In these terms, Patton’s masterpiece is “Down the Dirt Road,” which for sheer rhythmic complexity is the most striking performance in the whole of blues. At times, Patton seems to be singing one rhythm, tapping another on the top his guitar, and playing a third on the strings, all without the slightest sense of effort. This is the work that distinguishes him from his peers, and that sets his circle of Mississippians aside from all the other players in the early blues pantheon. While no other player equalled his abilities, Mississippi consistently produced the most rhythmically sophisticated players in early blues. Perhaps this was due to the regional survival of African tradition exemplified by the “fife and drum” bands of the hill country to the Delta’s east, perhaps to the proximity of New Orleans and the Caribbean, perhaps in a large degree to the influence of Patton himself.

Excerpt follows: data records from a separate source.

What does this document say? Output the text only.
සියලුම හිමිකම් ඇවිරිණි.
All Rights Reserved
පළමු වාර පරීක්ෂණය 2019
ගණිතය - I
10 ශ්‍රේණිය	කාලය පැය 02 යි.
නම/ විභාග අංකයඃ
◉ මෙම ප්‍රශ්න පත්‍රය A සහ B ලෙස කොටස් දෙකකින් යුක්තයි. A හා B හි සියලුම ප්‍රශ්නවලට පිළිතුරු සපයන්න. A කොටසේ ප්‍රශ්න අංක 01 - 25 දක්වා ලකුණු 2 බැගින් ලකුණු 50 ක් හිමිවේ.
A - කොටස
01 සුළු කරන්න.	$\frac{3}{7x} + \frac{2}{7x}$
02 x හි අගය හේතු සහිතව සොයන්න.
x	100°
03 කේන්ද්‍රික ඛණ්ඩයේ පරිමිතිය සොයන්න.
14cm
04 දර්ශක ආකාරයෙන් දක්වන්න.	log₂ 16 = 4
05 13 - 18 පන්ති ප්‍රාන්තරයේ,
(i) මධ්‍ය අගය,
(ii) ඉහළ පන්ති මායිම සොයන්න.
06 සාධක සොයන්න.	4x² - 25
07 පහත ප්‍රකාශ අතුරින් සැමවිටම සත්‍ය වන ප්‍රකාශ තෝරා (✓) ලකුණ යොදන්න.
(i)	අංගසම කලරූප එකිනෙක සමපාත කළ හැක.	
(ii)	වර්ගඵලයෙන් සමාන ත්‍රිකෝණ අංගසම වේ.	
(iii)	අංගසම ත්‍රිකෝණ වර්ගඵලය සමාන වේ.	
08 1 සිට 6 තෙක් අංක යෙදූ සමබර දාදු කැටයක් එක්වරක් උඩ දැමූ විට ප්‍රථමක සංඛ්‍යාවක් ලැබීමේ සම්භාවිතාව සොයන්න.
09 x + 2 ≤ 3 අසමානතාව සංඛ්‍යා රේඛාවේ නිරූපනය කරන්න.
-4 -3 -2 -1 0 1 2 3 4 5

It is a mistake to view this music through the prism of modern blues, to see Patton and his peers as the progenitors of the first electric Chicago bands, and thus of the barroom boogie bands that fill suburban bars outside every Ameican city. His rhythms are a world--or at least a continent--away from the straight-ahead, 4/4 sound that defines virtually all modern blues. That is why so few contemporary players can capture anything of his greatness. There is the tendency to play his tunes for driving power, missing the ease, the relaxed subtlety that underly all of his work. It is a control born of playing this music in eight or ten-hour sessions, week after week and year after year, for an audience of extremely demanding dancers, and of remembering centuries of previous dance rhythms--not only the complex polyrhythms of West Africa, but also slow drags, cakewalks, hoedowns, and waltzes.

There is a lot more to be said about Patton’s blues work, but most of it has been said many times, in articles, essays, liner notes, and books. The debates come hot and heavy, scholars fiercely arguing over whether his lyrics are consciously obscure and poetic or simply careless, whether he carefully composed his songs or often assembled them on the spot. Some base involved theories on what they perceive to be a constant “angry” tone in his singing, which I do not even hear, or find clues to his deepest fears and desires in lyrics which I assume he picked up from other singers. They may perfectly well be right. The important thing is not to be scared off by the myths or debates, and to give the music a chance. In his lifetime, people listened to Patton because his music was fun and exciting, and he pleased audiences of varied colors, tastes, and economic backgrounds, finding something in his repertoire for each of them. Luckily, much of that range has been preserved on record, and it is too varied, interesting, and important to be left to the small circle of prewar blues fans.